Since Rick Perry seems determined to play the "I'm a Real Texan" card—and a whole lot of the mainstream media is willing to play along—I expect that I'll be spending the next few months, and god forbid year, hopping mad. Not because I think Perry's an "inauthentic" Texan, but because I dislike the concept of "authentic", which, as I note below, is ironically based more in myth-making than in our complex realities. I mean, Perry is playing the not-a-Real-Texan card against George Bush, who I recall I had to defend a few times (much to my dismay) from liberals in the past who wanted to take away your Texan card because you were born somewhere else, even if you were raised Texan, identified as a Texan, ran the state, and retired there. I felt if Bush doesn't get to be a Texan, anyone's card can be yanked on the basis of some arbitrary bullshit. I take this stuff personally, because I've often felt the not-a-Real-Texan play being used against me, because I don't fit the narrow mold of "ignorant, mean-spirited yahoo" that is heralded by wingnuts, exoticized by the Village, and loathed by decent people who know damn well that there's no honor in willfull ignorance and spiteful reactionary politics.
On our Bloggingheads discussion, Josh Treviño suggested that it would be impossible to separate attacks on Rick Perry, a Texan, from attacks on Texas and Texas culture. I strongly disagreed, and feel it's a simple as launching an attack on, say, John McCain without claiming that all Americans are grouchy, pandering assholes. Rick Perry may claim that he's the only kind of Texan that counts, but I humbly disagree.

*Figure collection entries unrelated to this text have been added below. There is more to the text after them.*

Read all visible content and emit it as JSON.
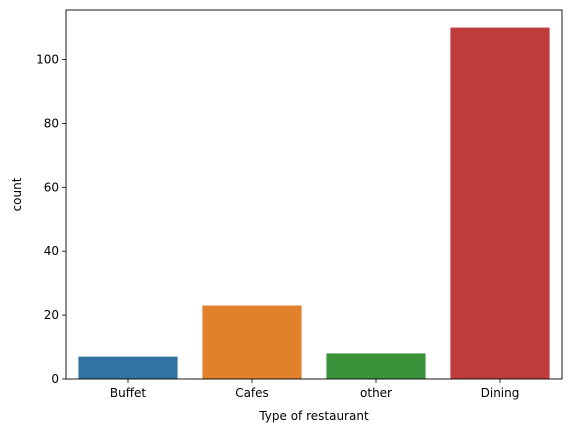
{
  "chart_data": {
    "type": "bar",
    "title": "",
    "xlabel": "Type of restaurant",
    "ylabel": "count",
    "categories": [
      "Buffet",
      "Cafes",
      "other",
      "Dining"
    ],
    "values": [
      7,
      23,
      8,
      110
    ],
    "colors": [
      "#3274a1",
      "#e1812c",
      "#3a923a",
      "#c03d3e"
    ],
    "ylim": [
      0,
      115.5
    ],
    "yticks": [
      0,
      20,
      40,
      60,
      80,
      100
    ],
    "grid": false,
    "legend": "none"
  }
}
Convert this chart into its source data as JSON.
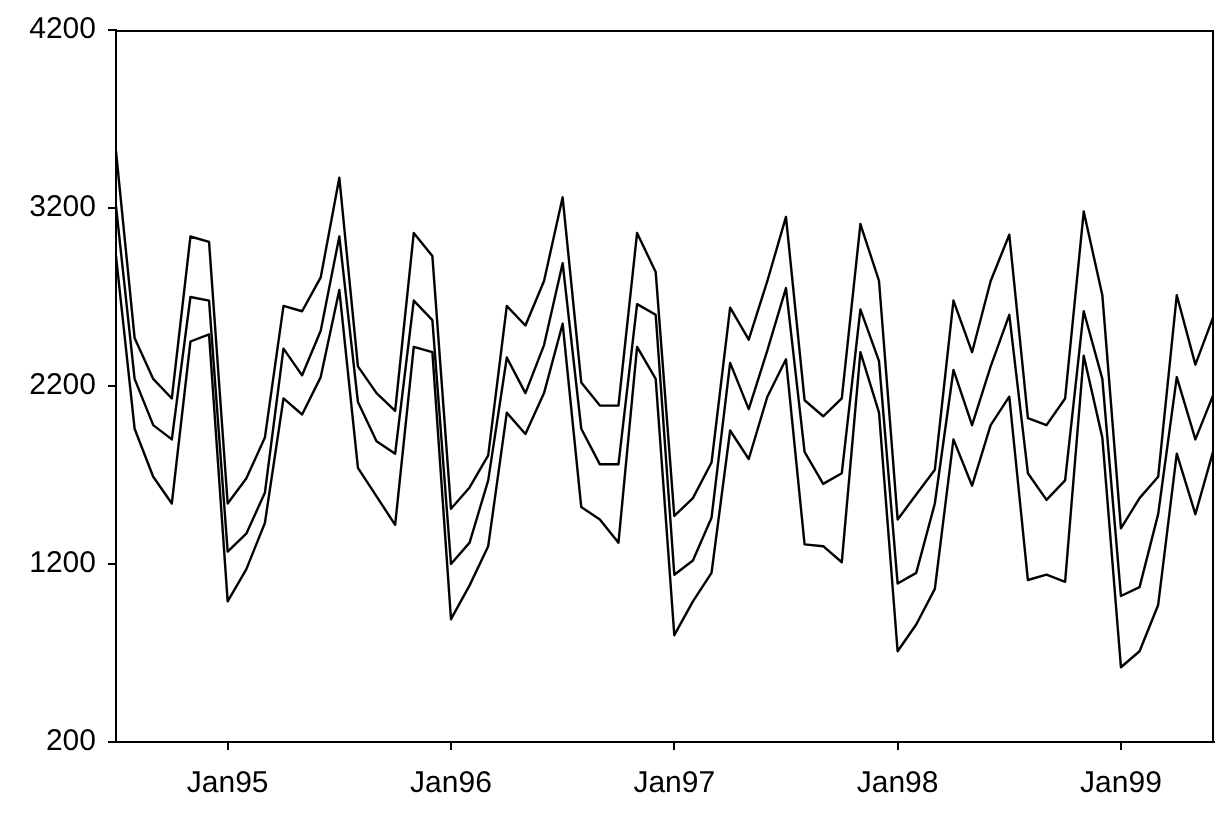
{
  "chart_data": {
    "type": "line",
    "x": [
      "1994-07",
      "1994-08",
      "1994-09",
      "1994-10",
      "1994-11",
      "1994-12",
      "1995-01",
      "1995-02",
      "1995-03",
      "1995-04",
      "1995-05",
      "1995-06",
      "1995-07",
      "1995-08",
      "1995-09",
      "1995-10",
      "1995-11",
      "1995-12",
      "1996-01",
      "1996-02",
      "1996-03",
      "1996-04",
      "1996-05",
      "1996-06",
      "1996-07",
      "1996-08",
      "1996-09",
      "1996-10",
      "1996-11",
      "1996-12",
      "1997-01",
      "1997-02",
      "1997-03",
      "1997-04",
      "1997-05",
      "1997-06",
      "1997-07",
      "1997-08",
      "1997-09",
      "1997-10",
      "1997-11",
      "1997-12",
      "1998-01",
      "1998-02",
      "1998-03",
      "1998-04",
      "1998-05",
      "1998-06",
      "1998-07",
      "1998-08",
      "1998-09",
      "1998-10",
      "1998-11",
      "1998-12",
      "1999-01",
      "1999-02",
      "1999-03",
      "1999-04",
      "1999-05",
      "1999-06"
    ],
    "series": [
      {
        "color": "#000000",
        "values": [
          3520,
          2470,
          2240,
          2130,
          3040,
          3010,
          1540,
          1680,
          1910,
          2650,
          2620,
          2810,
          3370,
          2310,
          2160,
          2060,
          3060,
          2930,
          1510,
          1630,
          1810,
          2650,
          2540,
          2790,
          3260,
          2220,
          2090,
          2090,
          3060,
          2840,
          1470,
          1570,
          1770,
          2640,
          2460,
          2790,
          3150,
          2120,
          2030,
          2130,
          3110,
          2790,
          1450,
          1590,
          1730,
          2680,
          2390,
          2790,
          3050,
          2020,
          1980,
          2130,
          3180,
          2710,
          1400,
          1570,
          1690,
          2710,
          2320,
          2600
        ]
      },
      {
        "color": "#000000",
        "values": [
          3210,
          2240,
          1980,
          1900,
          2700,
          2680,
          1270,
          1370,
          1600,
          2410,
          2260,
          2510,
          3040,
          2110,
          1890,
          1820,
          2680,
          2570,
          1200,
          1320,
          1670,
          2360,
          2160,
          2430,
          2890,
          1960,
          1760,
          1760,
          2660,
          2600,
          1140,
          1220,
          1460,
          2330,
          2070,
          2400,
          2750,
          1830,
          1650,
          1710,
          2630,
          2340,
          1090,
          1150,
          1540,
          2290,
          1980,
          2310,
          2600,
          1710,
          1560,
          1670,
          2620,
          2240,
          1020,
          1070,
          1480,
          2250,
          1900,
          2160
        ]
      },
      {
        "color": "#000000",
        "values": [
          2930,
          1960,
          1690,
          1540,
          2450,
          2490,
          990,
          1170,
          1430,
          2130,
          2040,
          2250,
          2740,
          1740,
          1580,
          1420,
          2420,
          2390,
          890,
          1080,
          1300,
          2050,
          1930,
          2160,
          2550,
          1520,
          1450,
          1320,
          2420,
          2240,
          800,
          990,
          1150,
          1950,
          1790,
          2140,
          2350,
          1310,
          1300,
          1210,
          2390,
          2050,
          710,
          860,
          1060,
          1900,
          1640,
          1980,
          2140,
          1110,
          1140,
          1100,
          2370,
          1910,
          620,
          710,
          970,
          1820,
          1480,
          1850
        ]
      }
    ],
    "xlim": [
      "1994-07",
      "1999-06"
    ],
    "xticks": [
      {
        "value": "1995-01",
        "label": "Jan95"
      },
      {
        "value": "1996-01",
        "label": "Jan96"
      },
      {
        "value": "1997-01",
        "label": "Jan97"
      },
      {
        "value": "1998-01",
        "label": "Jan98"
      },
      {
        "value": "1999-01",
        "label": "Jan99"
      }
    ],
    "ylim": [
      200,
      4200
    ],
    "yticks": [
      200,
      1200,
      2200,
      3200,
      4200
    ],
    "grid": false,
    "legend": false,
    "marker": "none",
    "line_style": "solid"
  }
}
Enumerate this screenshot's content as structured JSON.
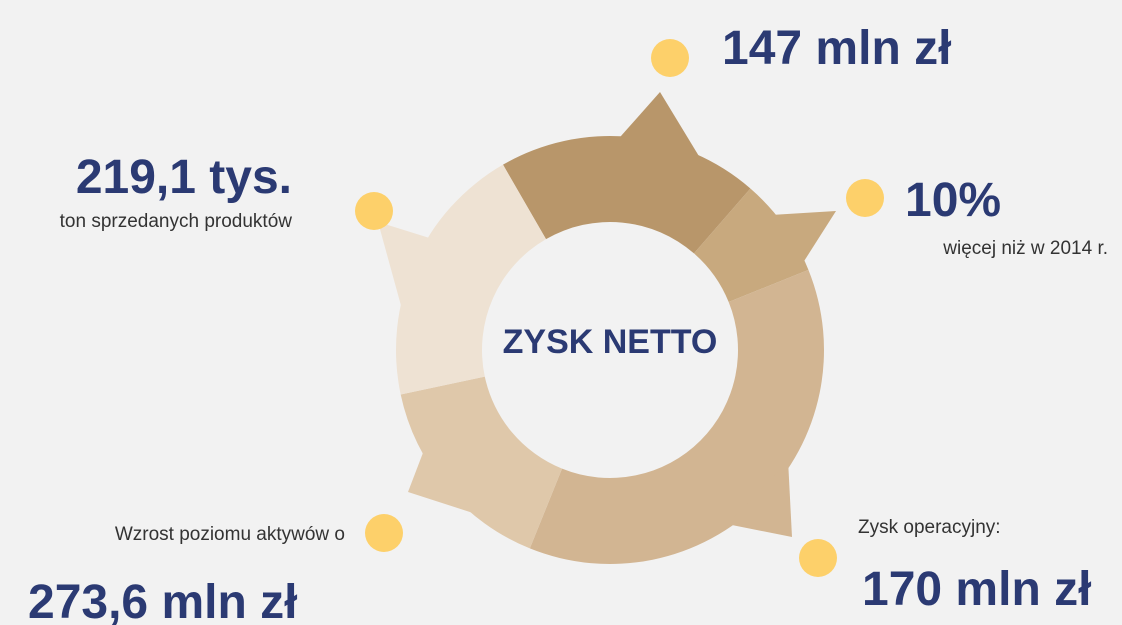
{
  "center_label": "ZYSK NETTO",
  "items": [
    {
      "value": "147 mln zł"
    },
    {
      "value": "10%",
      "caption": "więcej niż w 2014 r."
    },
    {
      "value": "170 mln zł",
      "caption": "Zysk operacyjny:"
    },
    {
      "value": "273,6 mln zł",
      "caption": "Wzrost poziomu aktywów o"
    },
    {
      "value": "219,1 tys.",
      "caption": "ton sprzedanych produktów"
    }
  ]
}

With that in mind, I put together a far-from-complete list of famous Texans that are nothing like Rick Perry, and can be printed out and mailed to any media organization that suggests that Rick Perry=all Texans, or that Rick Perry is somehow an "authentic" Texan, like the rest of us don't count. To avoid confusing the issue, I left off most overtly commercial country-western musicians, unless they are quite obviously not like Rick Perry, and I left off all Republican political figures. I also left off anyone born in Texas but not raised there, because I wanted this to be a list of people we can be reasonably certain thought of themselves as Texans, especially while they were forming as human beings. The point is to illustrate that there's a lot of ways to be a for-real Texan that don't involve being a conservative yahoo. Feel free to add more in comments.
Janis Joplin, singer
Ornette Coleman, innovative jazz musician
Patrick Swayze, actor
Roky Erickson, musician and founder of the original psychedelic rock band, the 13th Floor Elevators
Beyonce Knowles, R&B singer, current unofficial queen of New York, and her sister Solange Knowles
Molly Ivins, political writer, humorist
Lee Trevino, golfer
Wes Anderson, director
Dewey Redman, jazz musician
Katherine Anne Porter, novelist
Ann Richards, former governor
Cecile Richards, head of Planned Parenthood
Erykah Badu, R&B singer, disrober around JFK assassination site
Bill Hicks, comedian
Van Cliburn, classical pianist
Buddy Holly, lead of The Crickets
William Butler of The Arcade Fire
St. Vincent, indie rock musician
Annise Parker, mayor of Houston, first gay mayor of a major city
Bill Moyers, journalist
Shelley Duvall, actress
Mike Judge, director of "Office Space", creator of "Beavis and Butthead" and "King of the Hill"
Babe Didrickson, golfer and Olympian
Eva Longoria, actress
Omar Rodriguez-Lopez and Cedric Bixler-Zavala, founders and members of The Mars Volta
The Dixie Chicks, of course
Selena, Tejano superstar murdered in her prime
Barbara Jordan, first Southern black woman elected to the House of Representatives
Renee Zellweger, actress
Steve Earle, musician
Lupe Ontiveros, actress
Richard Linklater, director of "Dazed and Confused", "Before Sunrise" and "School of Rock"
Melinda Gates, philanthropist
Gibby Haynes of The Butthole Surfers
Lance Armstrong, bicyclist
T-Bone Burnett, musician and producer
Lyle Lovett, musician
Phylicia Rashād, actress
Robert Rodriguez, director of "El Mariachi", "Spy Kids", and "Sin City"
Britt Daniel, lead singer of Spoon
Jamie Foxx, actor
The members of ZZ Top
Dennis and Randy Quaid, actors
Sarah Weddington, law professor and the lawyer who argued Roe v. Wade
F. Murray Abraham, actor
Isaiah Washington, actor
Alexis Biedel, actress
Vicki Carr, singer
Scarface, Willie D and Bushwick Bill of the Geto Boys
Gloria Feldt, former head of Planned Parenthood (where would reproductive rights be without Texas women?)